Un invito a non "minimizzare" la "pesante battuta d’arresto" dell’Europa, ridefinendone gli "obiettivi" tramite "una sincera assunzione di responsabilità da parte dei governi". A rivolgerlo è stato il card. Camillo Ruini, presidente della Cei, che, aprendo il Consiglio permanente dei vescovi italiani (testo integrale), si è soffermato sul "cammino dell’Unione Europea", che "ha subito una pesante battuta d’arresto con l’esito negativo dei referendum sul Trattato costituzionale in Francia e in Olanda, a cui ha fatto seguito il mancato accordo sul finanziamento del bilancio comunitario al vertice dei capi di Stato e di governo" tenutosi in giugno a Bruxelles.
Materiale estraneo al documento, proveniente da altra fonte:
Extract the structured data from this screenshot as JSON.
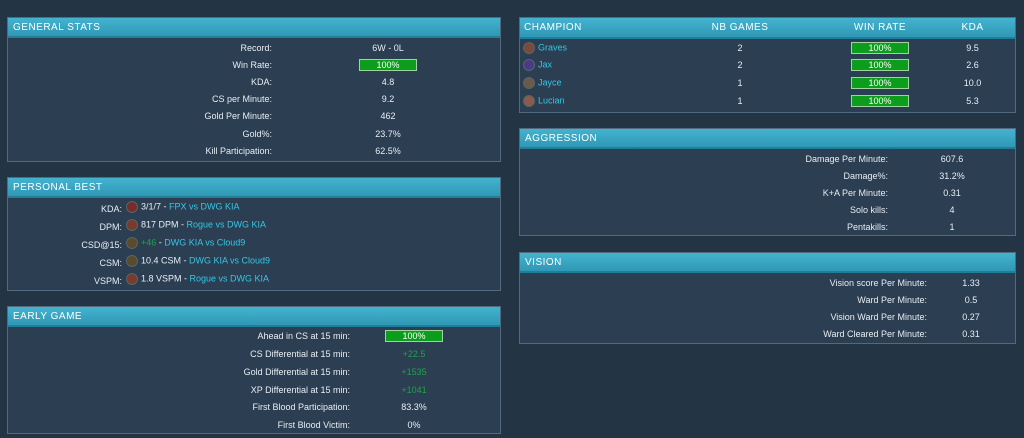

Una "pausa di riflessione", quella che ha dato luogo alla proroga dei termini entro i quali ratificare il Trattato, che per la Cei "non è il caso di minimizzare", vista "la serietà dei problemi e le implicazioni delle scelte che l’Unione europea ha davanti a sé", e che chiedono "quasi di ridefinire i propri obiettivi e di proporzionare ad essi le strutture dell’Unione e i suoi eventuali ulteriori allargamenti". "Una sincera assunzione di responsabilità da parte dei governi" e una "più coerente applicazione del principio di sussidiarietà": queste le richieste dei vescovi italiani affinché "nel sentimento dei popoli l’appartenenza all’Europa unita non sia percepita come configgente con le singole appartenenze nazionali, ma piuttosto come la condizione perché le nazioni stesse, insieme, possano avere un futuro adeguato". Tra gli avvenimenti "significativi" sul piano europeo, Ruini ha citato il 25° anniversario della nascita di Solidarnosc e l’annuncio dell’Ira di rinunciare "definitivamente" alla lotta armata, definendolo "una svolta storica per l’Irlanda".